Un puñado de nubes, 58

20-06-2011.

Indalecio salió a la puerta de su bar, intrigado por el bullicio. Un grupo de personas daban gritos. Parecían indignados. Desde luego ‑pensó Indalecio‑, su bar no era el sitio más adecuado para las protestas, si es que protestaban por algo. Quizás es que habrían presenciado algún tirón, cosa frecuente en aquella esquina del semáforo. Raro era el día en que no se oían gritos, lamentos y carreras. Eran todos mayores. Posiblemente viejos del Hogar del Pensionista.

—¡Los-au-to-res-son-trai-do-res; los-au-tores-son-trai-do-res! —gritaban agrupados—.

Eran unos siete u ocho, no más. Pero voceaban, como cuando el árbitro pita un penalti injusto contra el equipo de casa, en el último minuto.

—Oigan, ¿no tienen otro sitio donde protestar? —reclamó Indalecio—. Este es un bar decente.

—¿Esta es La Luna? —preguntó uno de aquellos viejos, que parecía llevar la voz cantante—.

—Ante ella estáis, caballeros, y ahí está escrito —respondió Indalecio, señalando la cristalera de la puerta—.

—¿Están ahí dentro dos hombres, uno que se llama Alfonso y otro León? —demandó el que era el portavoz del grupo—.

Indalecio dudó. ¿Qué podía querer de ellos ese corrillo de gritones?

—Sabemos que suelen venir por aquí, oiga.

—¿Y si estuvieran dentro, qué? —se envalentonó Indalecio.

—Queremos hablar con ellos —dijo el mismo corifeo, quitándose las gafas de sol—.

—Será si ellos quieren.

—Querrán.

—Esperen ahí. Quiénes le digo que son ustedes, ¿los indignados de los parasoles?

—Oiga, menos cachondeo; somos gente muy seria.

— ¡Los-au-tores-son-trai-do-res; los-au-to-res-son-trai-do-res! —seguía gritando el grupo de viejos, enarbolando unas pancartilla en la que se leía lo mismo que gritaban. Uno de ellos hacía gestos con las manos, los ojos y la boca, por si algún curioso era sordomudo—.

Fue León quien acudió a la puerta. Cuando vio quiénes eran, estuvo a punto de soltar una carcajada. Pero se contuvo y los fue ojeando uno por uno.
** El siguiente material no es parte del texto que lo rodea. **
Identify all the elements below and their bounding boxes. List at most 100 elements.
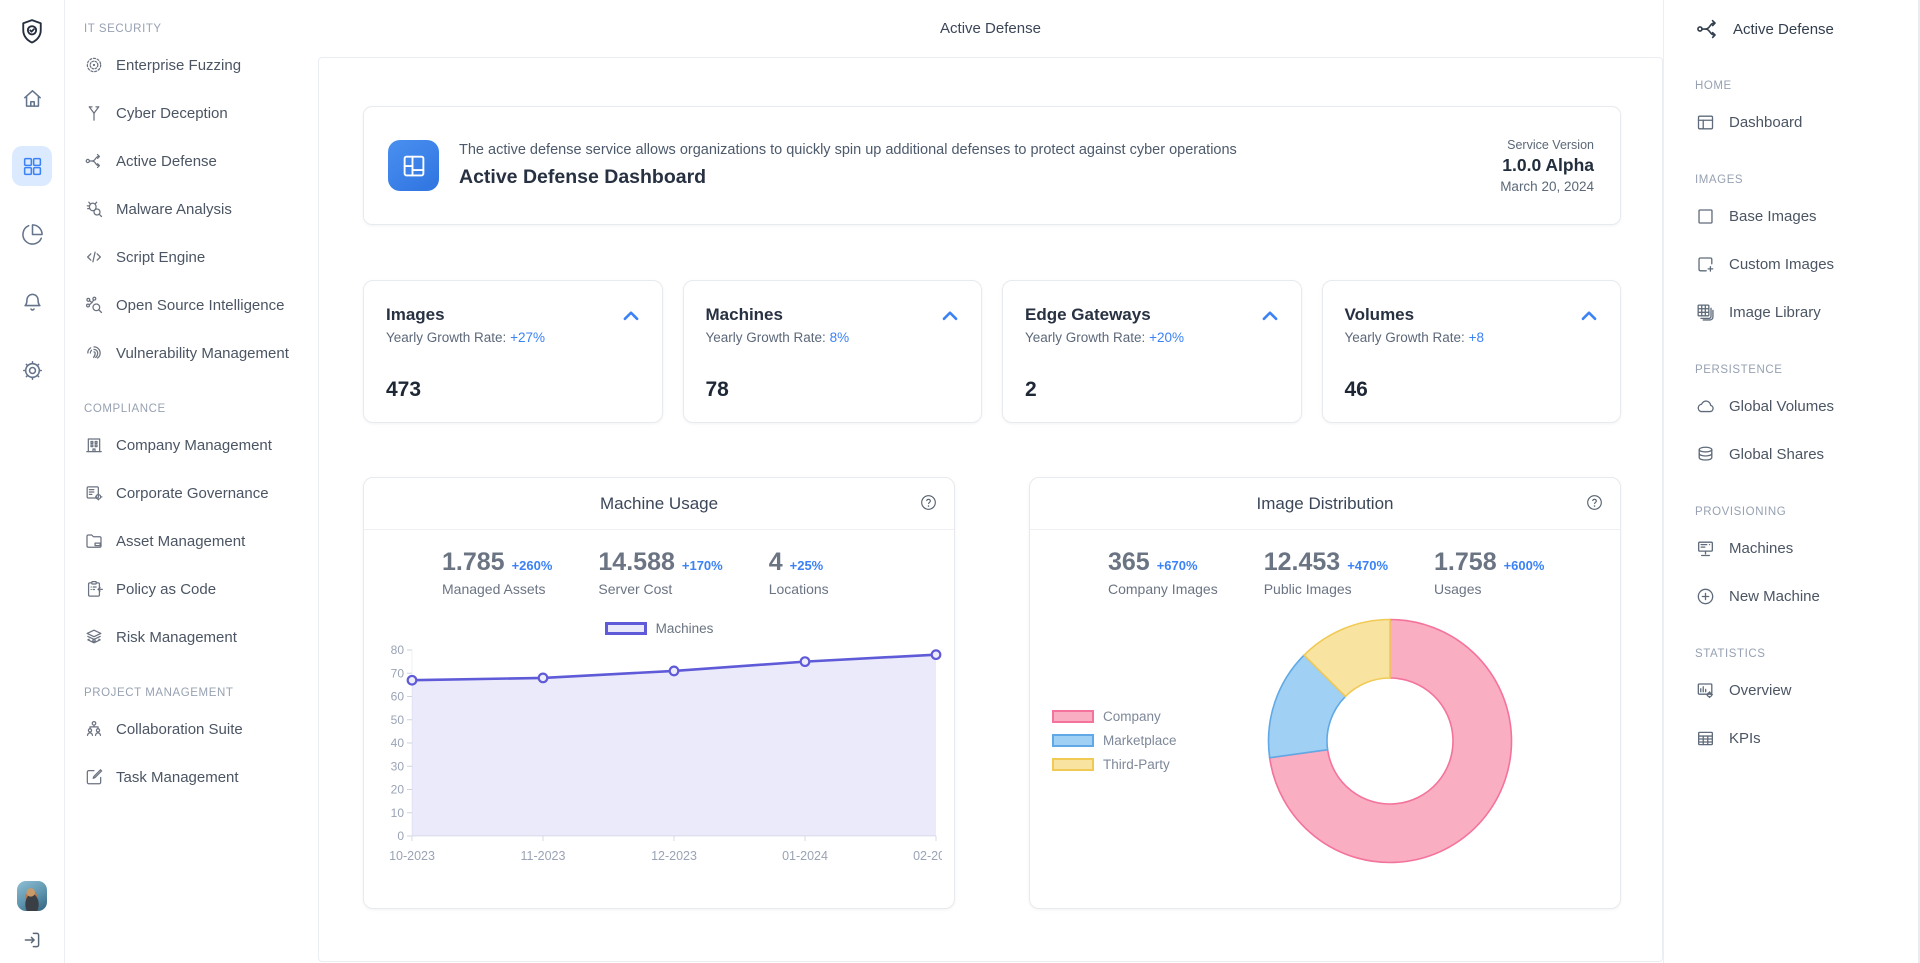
svg-text:02-2024: 02-2024	[913, 849, 942, 863]
page-title: Active Defense	[940, 20, 1041, 37]
rightbar-header: Active Defense	[1695, 14, 1912, 44]
nav-item-label: Image Library	[1729, 304, 1821, 321]
collapse-chevron-up-icon[interactable]	[618, 303, 644, 329]
content-panel: The active defense service allows organi…	[318, 57, 1663, 962]
legend-item-company[interactable]: Company	[1052, 709, 1177, 724]
nav-item-vulnerability-management[interactable]: Vulnerability Management	[84, 329, 310, 377]
stat-delta: +470%	[1347, 558, 1388, 573]
nav-item-active-defense[interactable]: Active Defense	[84, 137, 310, 185]
legend-label: Third-Party	[1103, 757, 1170, 772]
nav-item-label: KPIs	[1729, 730, 1761, 747]
stat-number: 4	[769, 548, 783, 576]
logout-icon[interactable]	[21, 929, 43, 951]
rail-grid-icon-active[interactable]	[12, 146, 52, 186]
legend-label: Company	[1103, 709, 1161, 724]
nav-item-label: Policy as Code	[116, 581, 216, 598]
bug-search-icon	[84, 199, 104, 219]
nav-item-label: Global Shares	[1729, 446, 1824, 463]
nav-item-custom-images[interactable]: Custom Images	[1695, 240, 1912, 288]
nav-item-asset-management[interactable]: Asset Management	[84, 517, 310, 565]
stat-value: 473	[386, 378, 640, 402]
stat-value: 2	[1025, 378, 1279, 402]
collapse-chevron-up-icon[interactable]	[1576, 303, 1602, 329]
branch-icon	[84, 103, 104, 123]
legend-item-third-party[interactable]: Third-Party	[1052, 757, 1177, 772]
stat-number: 12.453	[1264, 548, 1340, 576]
image-distribution-card: Image Distribution 365+670%Company Image…	[1029, 477, 1621, 909]
nav-item-risk-management[interactable]: Risk Management	[84, 613, 310, 661]
section-title: STATISTICS	[1695, 648, 1912, 660]
nav-item-cyber-deception[interactable]: Cyber Deception	[84, 89, 310, 137]
rail-home-icon[interactable]	[12, 78, 52, 118]
svg-text:01-2024: 01-2024	[782, 849, 828, 863]
chart-stat-server-cost: 14.588+170%Server Cost	[598, 548, 722, 597]
section-project-management: PROJECT MANAGEMENTCollaboration SuiteTas…	[84, 687, 310, 801]
legend-label: Marketplace	[1103, 733, 1177, 748]
machine-usage-card: Machine Usage 1.785+260%Managed Assets14…	[363, 477, 955, 909]
service-version-value: 1.0.0 Alpha	[1500, 155, 1594, 176]
svg-text:50: 50	[391, 713, 405, 727]
collapse-chevron-up-icon[interactable]	[1257, 303, 1283, 329]
chart-stat-managed-assets: 1.785+260%Managed Assets	[442, 548, 552, 597]
nav-item-global-shares[interactable]: Global Shares	[1695, 430, 1912, 478]
nav-item-malware-analysis[interactable]: Malware Analysis	[84, 185, 310, 233]
nav-item-open-source-intelligence[interactable]: Open Source Intelligence	[84, 281, 310, 329]
nav-item-script-engine[interactable]: Script Engine	[84, 233, 310, 281]
nav-item-label: Corporate Governance	[116, 485, 269, 502]
nav-item-base-images[interactable]: Base Images	[1695, 192, 1912, 240]
collapse-chevron-up-icon[interactable]	[937, 303, 963, 329]
edit-square-icon	[84, 767, 104, 787]
nav-item-label: Global Volumes	[1729, 398, 1834, 415]
rail-pie-chart-icon[interactable]	[12, 214, 52, 254]
nav-item-machines[interactable]: Machines	[1695, 524, 1912, 572]
nav-item-new-machine[interactable]: New Machine	[1695, 572, 1912, 620]
nav-item-collaboration-suite[interactable]: Collaboration Suite	[84, 705, 310, 753]
nav-item-overview[interactable]: Overview	[1695, 666, 1912, 714]
window-icon	[1695, 112, 1716, 133]
avatar[interactable]	[17, 881, 47, 911]
nav-item-policy-as-code[interactable]: Policy as Code	[84, 565, 310, 613]
svg-text:30: 30	[391, 759, 405, 773]
nav-item-dashboard[interactable]: Dashboard	[1695, 98, 1912, 146]
image-distribution-title: Image Distribution	[1256, 494, 1393, 514]
flow-split-icon	[1695, 16, 1721, 42]
legend-swatch	[605, 622, 647, 635]
nav-item-task-management[interactable]: Task Management	[84, 753, 310, 801]
help-icon[interactable]	[1585, 493, 1604, 512]
rail-gear-icon[interactable]	[12, 350, 52, 390]
stat-number: 1.785	[442, 548, 505, 576]
stat-card-images: ImagesYearly Growth Rate: +27%473	[363, 280, 663, 423]
nav-item-label: Asset Management	[116, 533, 245, 550]
stat-number: 365	[1108, 548, 1150, 576]
question-icon	[919, 493, 938, 512]
fingerprint-icon	[84, 343, 104, 363]
home-icon	[21, 87, 44, 110]
section-compliance: COMPLIANCECompany ManagementCorporate Go…	[84, 403, 310, 661]
stat-title: Machines	[706, 305, 960, 325]
code-icon	[84, 247, 104, 267]
nav-item-image-library[interactable]: Image Library	[1695, 288, 1912, 336]
legend-swatch	[1052, 710, 1094, 723]
flow-split-icon	[84, 151, 104, 171]
nav-item-global-volumes[interactable]: Global Volumes	[1695, 382, 1912, 430]
chart-board-icon	[1695, 680, 1716, 701]
nav-item-label: Company Management	[116, 437, 272, 454]
machines-line-chart: 0102030405060708010-202311-202312-202301…	[378, 642, 940, 878]
clipboard-icon	[84, 579, 104, 599]
chart-stat-usages: 1.758+600%Usages	[1434, 548, 1544, 597]
nav-item-kpis[interactable]: KPIs	[1695, 714, 1912, 762]
line-chart-legend[interactable]: Machines	[364, 621, 954, 636]
layers-icon	[84, 627, 104, 647]
legend-item-marketplace[interactable]: Marketplace	[1052, 733, 1177, 748]
rail-bell-icon[interactable]	[12, 282, 52, 322]
help-icon[interactable]	[919, 493, 938, 512]
list-gear-icon	[84, 483, 104, 503]
stat-delta: +25%	[790, 558, 824, 573]
service-version-date: March 20, 2024	[1500, 179, 1594, 194]
nav-item-company-management[interactable]: Company Management	[84, 421, 310, 469]
section-title: PERSISTENCE	[1695, 364, 1912, 376]
chevron-up-icon	[1576, 303, 1602, 329]
legend-label: Machines	[656, 621, 714, 636]
nav-item-corporate-governance[interactable]: Corporate Governance	[84, 469, 310, 517]
nav-item-enterprise-fuzzing[interactable]: Enterprise Fuzzing	[84, 41, 310, 89]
Allí estaban: eran los safistas del Portacoeli, los que se había encontrado a las puertas del colegio, aquel día que se alargó en el paseo hasta los jardines de la Buhaira.

—¿Qué es este follón? —quiso saber León—.

Desde dentro seguían atentos la escena Indalecio, Amalia y Alfonso.

—León —dijo el de las gafas de sol—, lo que queremos es hablar con los Amadises esos de pacotilla, los autores de Un puñado de nubes, ese disparate de novela que están sacando en la página web de los antiguos alumnos de Magisterio de Úbeda, de la mano de Berzosa. Sabemos que han sacado el encuentro que tuvimos contigo. Y nos preguntamos que con qué derecho dicen de nosotros lo que dicen. Y por qué lo permite Berzosa. ¿No tendrás tú algo que ver en esto?

—Aquí no están. Los Amadises viven en su nube. Anda, entrad para adentro, coño; no hagáis el ridículo en la calle. Vamos a tomarnos un café o una cerveza, lo que queráis y charlamos como gente civilizada. Ahí está Alfonso. A ver si os acordáis de él. Estuvo también en el internado. Era de mi curso.

—¿El que se fue a Suiza y entró en la Nestlé, el estirao ese?

—Está muy cambiado, no lo conoceríais.